Roma is, however, the first film offered on a streaming service to receive an Oscar nomination. And Roma is up for 10 awards, a huge coup for Netflix.
The story is set in a Mexico City suburb in 1971, during a pivotal time in Cuaron’s childhood. The heart of the film is Cleo (first-time actress Yalitza Aparicio), the nanny who cares for this boisterous, occasionally dysfunctional family. Aparicio’s Best Actress nomination marks the first time in 14 years that a Latina has been up for the award.
AT ETERNITY’S GATE
Julian Schnabel paints an intimate portrait of Vincent van Gogh by frequently getting inches away from Best Actor nominee Willem Dafoe, who plays the tortured painter.

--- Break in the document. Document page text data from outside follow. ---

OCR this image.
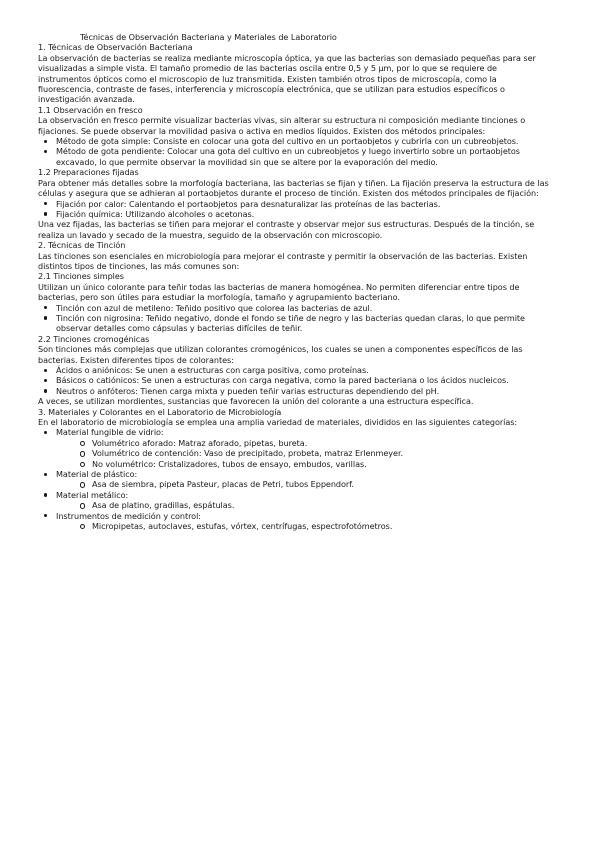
Técnicas de Observación Bacteriana y Materiales de Laboratorio

1. Técnicas de Observación Bacteriana

La observación de bacterias se realiza mediante microscopía óptica, ya que las bacterias son demasiado pequeñas para ser visualizadas a simple vista. El tamaño promedio de las bacterias oscila entre 0,5 y 5 µm, por lo que se requiere de instrumentos ópticos como el microscopio de luz transmitida. Existen también otros tipos de microscopía, como la fluorescencia, contraste de fases, interferencia y microscopía electrónica, que se utilizan para estudios específicos o investigación avanzada.

1.1 Observación en fresco

La observación en fresco permite visualizar bacterias vivas, sin alterar su estructura ni composición mediante tinciones o fijaciones. Se puede observar la movilidad pasiva o activa en medios líquidos. Existen dos métodos principales:

Método de gota simple: Consiste en colocar una gota del cultivo en un portaobjetos y cubrirla con un cubreobjetos.
Método de gota pendiente: Colocar una gota del cultivo en un cubreobjetos y luego invertirlo sobre un portaobjetos excavado, lo que permite observar la movilidad sin que se altere por la evaporación del medio.

1.2 Preparaciones fijadas

Para obtener más detalles sobre la morfología bacteriana, las bacterias se fijan y tiñen. La fijación preserva la estructura de las células y asegura que se adhieran al portaobjetos durante el proceso de tinción. Existen dos métodos principales de fijación:

Fijación por calor: Calentando el portaobjetos para desnaturalizar las proteínas de las bacterias.
Fijación química: Utilizando alcoholes o acetonas.

Una vez fijadas, las bacterias se tiñen para mejorar el contraste y observar mejor sus estructuras. Después de la tinción, se realiza un lavado y secado de la muestra, seguido de la observación con microscopio.

2. Técnicas de Tinción

Las tinciones son esenciales en microbiología para mejorar el contraste y permitir la observación de las bacterias. Existen distintos tipos de tinciones, las más comunes son:

2.1 Tinciones simples

Utilizan un único colorante para teñir todas las bacterias de manera homogénea. No permiten diferenciar entre tipos de bacterias, pero son útiles para estudiar la morfología, tamaño y agrupamiento bacteriano.

Tinción con azul de metileno: Teñido positivo que colorea las bacterias de azul.
Tinción con nigrosina: Teñido negativo, donde el fondo se tiñe de negro y las bacterias quedan claras, lo que permite observar detalles como cápsulas y bacterias difíciles de teñir.

2.2 Tinciones cromogénicas

Son tinciones más complejas que utilizan colorantes cromogénicos, los cuales se unen a componentes específicos de las bacterias. Existen diferentes tipos de colorantes:

Ácidos o aniónicos: Se unen a estructuras con carga positiva, como proteínas.
Básicos o catiónicos: Se unen a estructuras con carga negativa, como la pared bacteriana o los ácidos nucleicos.
Neutros o anfóteros: Tienen carga mixta y pueden teñir varias estructuras dependiendo del pH.

A veces, se utilizan mordientes, sustancias que favorecen la unión del colorante a una estructura específica.

3. Materiales y Colorantes en el Laboratorio de Microbiología

En el laboratorio de microbiología se emplea una amplia variedad de materiales, divididos en las siguientes categorías:

Material fungible de vidrio:
Volumétrico aforado: Matraz aforado, pipetas, bureta.
Volumétrico de contención: Vaso de precipitado, probeta, matraz Erlenmeyer.
No volumétrico: Cristalizadores, tubos de ensayo, embudos, varillas.
Material de plástico:
Asa de siembra, pipeta Pasteur, placas de Petri, tubos Eppendorf.
Material metálico:
Asa de platino, gradillas, espátulas.
Instrumentos de medición y control:
Micropipetas, autoclaves, estufas, vórtex, centrífugas, espectrofotómetros.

Vincent takes Paul Gaugin’s (Oscar Isaac) advice to head south, and spends his final few years in Arles, France. “I’d like to find a new light, for paintings we haven’t yet seen, bright paintings painted in sunlight.”
The vistas are unexpectedly varied, and Vincent spends a great deal of time tramping through them, or lying down in the middle of them, taking it all in. The film is populated by the people and natural surroundings that were the subjects of his later works. The dialogue is scant and direct, much of it taken from biographies and van Gogh’s own letters.
“I don’t remember anything except the darkness and anxiety,” Vincent confesses to his beloved brother Theo (Rupert Friend). His terrifying vision of the world means multiple stays in hospitals and asylums, with little relief in between. But, he says, “a grain of madness is the best of art.”
Schnabel, himself a painter, captures much of the process and mechanics of painting. (Van Gogh’s A Pair Of Shoes receives particular attention and was something of a revelation for this non-artist.)
Dafoe is convincing in the role, despite being much older than van Gogh was when he died. At Eternity’s Gate is often moody and despairing, but has much to say about the transgressive purpose of artists. A sure treat for anyone who’s ever picked up a brush.
NEVER LOOK AWAY
You’ll have to be quick to see this double Oscar nominee: the film opens in Vancouver two days before the Oscar ceremony.
Never Look Away is from German writer/director Florian Henckel von Donnersmarck, who won an Academy Award for 2006’s The Lives of Others. The suspenseful drama is inspired by the life and work of German artist Gerhard Richter, beginning in pre-war Nazi Germany and spanning the division of East and West Germany.
Young art student Kurt (Tom Schilling) is haunted by memories of the war, is dissatisfied with the direction of his art, and is desperately in love with fellow student Ellie (Paula Beer). Her father, Professor Seeband (Sebastian Koch), disapproves – to say the least – of his daughter’s choice: “This is not the genetic material I want for our descendants.” The lovers don’t realize that their lives are already connected through a terrible crime that Seeband committed decades previous.
The film is in German with English subtitles and is up for Best Achievement in Cinematography (Caleb Deschanel, nominated for the sixth time) and Best Foreign Language Film.